Lo que antes era una pérdida para el productor ovino hoy tiene destino de exportación gracias a la demanda de los países árabes y la certificación Halal.
Históricamente, la oveja de refugo, la hembra que termina su ciclo reproductivo o no cumple con los estándares de cría, representaba un problema logístico y financiero para los productores de Entre Ríos: sin mercado interno que la consuma, estos animales solían quedar relegados en el campo.
Ahora, el reciente embarque desde el frigorífico de Gualeguay hacia el Sultanato de Omán ha dado vuelta el tablero: el descarte se ha convertido en una oportunidad de negocio genuina.
La clave de este cambio de paradigma reside en el arbitraje de mercados. Mientras que el paladar argentino prefiere el cordero liviano, la demanda de Medio Oriente —liderada por el mundo musulmán— busca volumen y proteína ovina de mayor porte, sin las restricciones de edad que impone el consumo doméstico.
Así lo ven desde el sector exportador privado, referentes técnicos del Inta y representantes del Gobierno de Entre Ríos, que enumeraron lo que implica el cambio
-Rentabilidad inesperada: los productores de Concordia y Gualeguay ahora pueden monetizar un stock que antes tenía valor nulo o muy bajo.
-Limpieza de stock: La exportación permite “limpiar” los campos de animales improductivos, dejando espacio y recursos para las majadas más jóvenes y eficientes.
-Ingreso de divisas: La comercialización internacional bajo rito Halal otorga un valor agregado que posiciona a la carne entrerriana en un segmento de precios competitivo a nivel global.
El desafío de la escala
Para que esta oportunidad no sea un evento aislado, el sector privado advierte que el desafío es la formalización. Actualmente, gran parte de la producción ovina en la provincia se mueve en la informalidad, lo que impide cumplir con las estrictas normativas del Senasa y las certificaciones internacionales necesarias para escalar el negocio.

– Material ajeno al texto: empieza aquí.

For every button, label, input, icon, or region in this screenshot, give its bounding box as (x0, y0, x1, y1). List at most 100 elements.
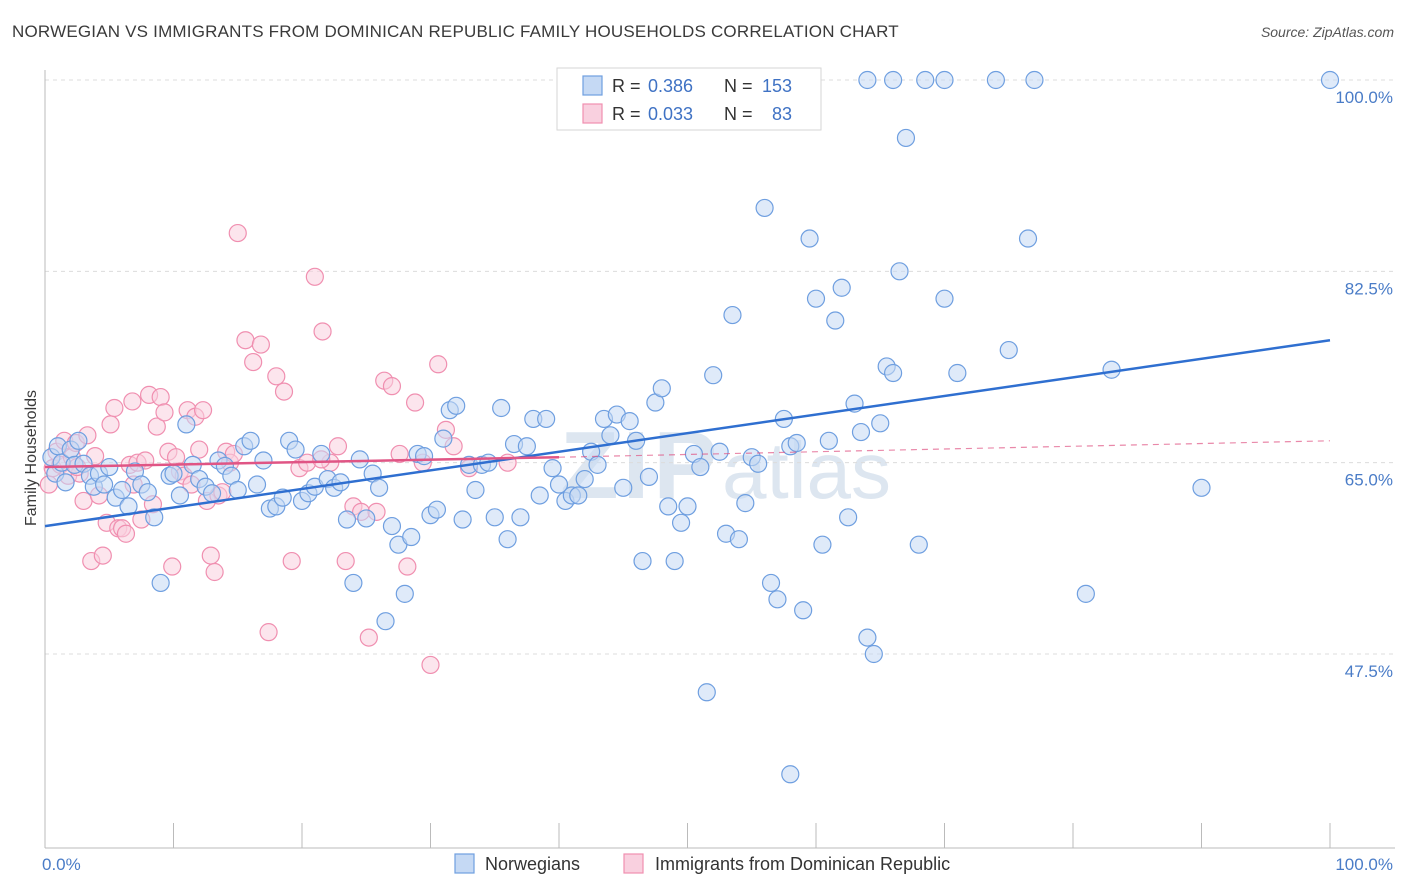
norwegian-point-15 (112, 480, 132, 500)
norwegian-point-149 (858, 70, 877, 90)
norwegian-point-145 (1076, 584, 1095, 603)
norwegian-point-83 (549, 475, 569, 494)
legend-swatch-blue (582, 75, 603, 96)
norwegian-point-120 (787, 433, 806, 453)
norwegian-point-35 (241, 431, 260, 450)
norwegian-point-29 (202, 484, 222, 503)
y-tick-label-3: 100.0% (1335, 88, 1393, 107)
norwegian-point-89 (588, 455, 607, 474)
trend-line-norwegians (44, 338, 1331, 528)
norwegian-point-96 (633, 551, 652, 571)
legend-n-value-1: 153 (762, 76, 792, 96)
norwegian-point-123 (806, 289, 826, 308)
norwegian-point-138 (909, 535, 928, 554)
norwegian-point-140 (935, 289, 954, 308)
norwegian-point-131 (858, 628, 877, 647)
norwegian-point-20 (145, 508, 164, 527)
dominican-point-43 (205, 562, 224, 582)
norwegian-point-110 (723, 305, 742, 325)
norwegian-point-64 (427, 500, 447, 519)
dominican-point-20 (116, 524, 136, 543)
norwegian-point-50 (337, 510, 357, 529)
norwegian-point-152 (986, 70, 1006, 90)
norwegian-point-106 (697, 683, 716, 702)
norwegian-point-130 (851, 422, 871, 442)
norwegian-point-67 (447, 396, 466, 415)
legend-r-value-2: 0.033 (648, 104, 693, 124)
dominican-point-17 (105, 398, 124, 418)
norwegian-point-133 (871, 414, 890, 433)
trend-lines (44, 338, 1331, 528)
dominican-point-52 (259, 623, 278, 642)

El éxito de este envío a Omán se basó en una tríada estratégica: la prospección de mercados internacionales realizada por empresarios argentinos, la adecuación técnica del frigorífico local en Gualeguay y el respaldo sanitario oficial.
Con un stock provincial que supera las 600.000 cabezas, la consolidación de la “categoría de refugo” como producto de exportación promete cambiar la ecuación de rentabilidad de las estancias entrerrianas, convirtiendo la eficiencia en el descarte en el nuevo motor del crecimiento ovino.
La visión de los protagonistas
El empresario exportador Tomás Pirán marcó que el mercado está en el mundo musulmán. Con más de 30 años en el comercio exterior, Pirán fue quien identificó la veta comercial. Según el exportador, el mercado interno argentino es selectivo y no absorbe esta categoría, pero el escenario global es distinto: “Existe una oportunidad concreta para esta categoría que no tiene posibilidades en el mercado interno. El mundo musulmán es uno de los mayores demandantes de carne ovina a nivel global y busca este tipo de productos.”
José Mouliá, representante del Gobierno de Entre Ríos, resaltó que la gestión sin costo fiscal fue una pieza clave en la articulación para rehabilitar el frigorífico bajo normas internacionales, subrayó la eficiencia de la gestión público-privada: “Fue gestión pura. La provincia no puso un peso. El trabajo incluyó identificar plantas habilitadas, ordenar la logística y recuperar mercados que supieron ser estratégicos para Entre Ríos.”
Mariano Ferreira, del Inta Paraná, responsable del Módulo Ovino explicó por qué el refugo y el cordero pesado son el futuro: “Para exportación es necesario un peso promedio de 22 kilos por res. Se trata de una res internacional grande, apta para cortes. La exportación de ovejas de refugo permite valorizar una categoría históricamente relegada.”
Ricardo Garzia, de la Cooperativa Mansilla puso algún alerta frente al optimismo apuntando que el éxito del negocio depende de políticas de fondo: “Más del 80% de la producción ovina entrerriana se desarrolla de manera informal, lo que limita el acceso a mercados internacionales. La eliminación del fideicomiso de la Ley Ovina dejó al sector sin una política nacional activa”.